Объективность времени сомнительна. В детстве между двумя днями рождения простирается вечность. Когда ты юн, о времени не думаешь - оно безраздельно принадлежит тебе. Не то в старости. Хоть время становится пожилым и почтенным, впереди его так же мало, как трешек в кошельке до пенсии, зато все, что прожито, - твое состояние, а это целый капитал, который позволяет жить на проценты… Время разветвляется прихотливыми тропками воспоминаний, и у каждой - свое собственное время, которое, в свою очередь, может быть растянуто почти до полной безразмерности, так оно послушно.

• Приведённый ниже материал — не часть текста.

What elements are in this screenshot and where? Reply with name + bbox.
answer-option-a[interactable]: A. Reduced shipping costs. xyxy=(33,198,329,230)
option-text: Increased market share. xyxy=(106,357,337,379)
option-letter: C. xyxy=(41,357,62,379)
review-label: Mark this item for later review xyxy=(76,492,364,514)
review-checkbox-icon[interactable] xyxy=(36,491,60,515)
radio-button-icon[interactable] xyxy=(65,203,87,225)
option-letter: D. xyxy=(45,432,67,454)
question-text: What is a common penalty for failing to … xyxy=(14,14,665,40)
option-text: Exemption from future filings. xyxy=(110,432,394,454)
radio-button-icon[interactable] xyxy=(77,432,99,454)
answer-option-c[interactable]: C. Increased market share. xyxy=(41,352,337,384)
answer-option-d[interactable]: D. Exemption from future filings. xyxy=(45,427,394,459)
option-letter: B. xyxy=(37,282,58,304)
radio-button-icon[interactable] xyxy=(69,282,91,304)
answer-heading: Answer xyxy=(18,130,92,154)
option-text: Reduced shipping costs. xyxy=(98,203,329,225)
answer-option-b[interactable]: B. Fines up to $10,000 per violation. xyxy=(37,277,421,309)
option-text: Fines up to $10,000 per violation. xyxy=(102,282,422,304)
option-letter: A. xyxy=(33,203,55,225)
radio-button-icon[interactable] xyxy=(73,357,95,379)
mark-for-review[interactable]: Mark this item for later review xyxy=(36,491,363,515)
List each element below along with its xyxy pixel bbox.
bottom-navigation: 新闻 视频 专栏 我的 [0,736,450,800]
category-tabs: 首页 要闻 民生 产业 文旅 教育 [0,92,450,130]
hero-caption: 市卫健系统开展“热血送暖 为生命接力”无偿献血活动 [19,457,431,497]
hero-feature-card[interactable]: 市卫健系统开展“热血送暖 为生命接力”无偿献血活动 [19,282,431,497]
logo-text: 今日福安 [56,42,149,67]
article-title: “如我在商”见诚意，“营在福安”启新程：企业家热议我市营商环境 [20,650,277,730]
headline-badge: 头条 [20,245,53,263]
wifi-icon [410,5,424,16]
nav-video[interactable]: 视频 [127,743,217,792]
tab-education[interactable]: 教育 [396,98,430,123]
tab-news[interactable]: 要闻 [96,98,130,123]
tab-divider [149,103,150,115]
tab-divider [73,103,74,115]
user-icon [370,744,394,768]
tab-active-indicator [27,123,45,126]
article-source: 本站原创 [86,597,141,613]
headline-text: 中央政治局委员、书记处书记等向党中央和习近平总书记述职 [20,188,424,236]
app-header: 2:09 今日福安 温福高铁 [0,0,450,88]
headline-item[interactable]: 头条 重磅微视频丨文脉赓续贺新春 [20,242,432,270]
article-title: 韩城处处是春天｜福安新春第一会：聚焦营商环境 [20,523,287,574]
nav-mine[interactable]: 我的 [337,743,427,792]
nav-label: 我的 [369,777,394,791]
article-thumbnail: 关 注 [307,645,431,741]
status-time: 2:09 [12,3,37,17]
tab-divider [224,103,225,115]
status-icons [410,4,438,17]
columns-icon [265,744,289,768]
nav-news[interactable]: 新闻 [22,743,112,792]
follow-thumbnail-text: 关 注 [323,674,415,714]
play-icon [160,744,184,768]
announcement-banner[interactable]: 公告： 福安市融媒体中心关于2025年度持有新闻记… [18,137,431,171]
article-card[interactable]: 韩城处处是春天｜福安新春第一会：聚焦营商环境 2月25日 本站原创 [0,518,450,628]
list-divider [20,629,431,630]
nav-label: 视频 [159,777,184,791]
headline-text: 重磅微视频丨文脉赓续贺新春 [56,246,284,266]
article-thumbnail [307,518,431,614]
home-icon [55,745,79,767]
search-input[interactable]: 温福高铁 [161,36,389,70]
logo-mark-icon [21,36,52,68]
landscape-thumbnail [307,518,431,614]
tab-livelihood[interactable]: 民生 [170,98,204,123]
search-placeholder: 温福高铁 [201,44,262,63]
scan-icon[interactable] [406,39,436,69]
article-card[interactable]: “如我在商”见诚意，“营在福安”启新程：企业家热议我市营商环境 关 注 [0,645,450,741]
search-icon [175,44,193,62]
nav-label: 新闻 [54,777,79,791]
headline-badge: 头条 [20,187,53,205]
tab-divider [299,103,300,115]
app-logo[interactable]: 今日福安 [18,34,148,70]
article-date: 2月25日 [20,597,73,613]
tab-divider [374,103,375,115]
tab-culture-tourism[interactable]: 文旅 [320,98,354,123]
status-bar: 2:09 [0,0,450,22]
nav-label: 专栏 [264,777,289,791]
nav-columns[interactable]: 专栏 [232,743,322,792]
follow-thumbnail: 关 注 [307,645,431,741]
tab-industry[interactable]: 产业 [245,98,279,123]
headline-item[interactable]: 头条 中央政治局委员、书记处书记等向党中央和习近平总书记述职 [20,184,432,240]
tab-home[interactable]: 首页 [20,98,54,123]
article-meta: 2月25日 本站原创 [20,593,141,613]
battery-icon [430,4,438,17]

Совсем недавно по телевизору показали кусочек старого фильма. Маленький человек в мешковатых штанах и щегольском котелке быстро-быстро шел вперевалку, помахивая тросточкой и глядя прямо на бабушку удивленными грустными глазами. Сколько фильмов пересмотрела она в молодости, и многие не один раз! На черно-белом экране подергивались в судорогах коварные ревнивцы и влюбленные, полицейские и несчастные простаки, кроткие цветочницы, высокомерные миллионеры, мерзавцы, обманутые красавицы… Верх искусства. Те, кто пришли вдвоем, украдкой поглядывали друг на друга в условной темноте кинозала и, обменявшись улыбками, снова поворачивались к экрану, а лица их мерцали, словно освещенные лунным светом.
Вот еще одна уловка времени: все фильмы, просмотренные в молодости, теперь словно слились в один, долгий и захватывающий, о чьей-то бесконечно далекой, прекрасной и недоступной жизни.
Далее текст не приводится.